Their chief spokesperson also responded angrily to criticism from other countries of the public sentencing, branding it a disrespect for Islam.
The Taliban have progressively revived a hardline definition of Islamic law, or Sharia, having promised a gentler version of the harsh rule that marked their first term in power.
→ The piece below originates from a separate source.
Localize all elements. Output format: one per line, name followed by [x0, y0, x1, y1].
Zabihullah Mujahid, the chief spokesman, claimed that the criticism demonstrated that non-Muslims “don’t have regard for the beliefs, rules, and internal issues of the Muslims.”
In a report, the supreme court said that 27 offenders had been publicly whipped on Thursday in Charikar, the provincial seat of Parwan, about 50 kilometers north of Kabul.
According to the report, nine women were among those sentenced to prison or other punishment for offenses such as “sodomy, fraud, fake testimony, forging, selling and buying tablet K (drugs), debauchery, run away from home, highway robbery, and unlawful partnerships.”
It stated that all of the defendants “admitted their misdeeds before the court without using any coercion and were satisfied with the penalty.”
“We want the law of God to be imposed on our soil,” the crowd was screaming, along with “Allahu Akbar,” he claimed.
The witness further stated that they ridiculed those receiving floggings by shouting, “Will you do that again?”
The victims of the flogging writhed in agony while a squad of Taliban alternately struck them between 20 and 39 times with a cane that was “approximately a metre long and four fingers wide.”
In Farah, the capital of the same-named province, a throng of several watched a convicted murderer be fatally shot by the father of his deceased on Wednesday.
The Taliban claimed that it was a fair illustration of qisas, a principle of Sharia that permits an eye-for-an-eye penalty.
Since ordering judges to strictly execute Islamic law last month, the Taliban’s Supreme Leader Hibatullah Akhundzada has increased public punishments.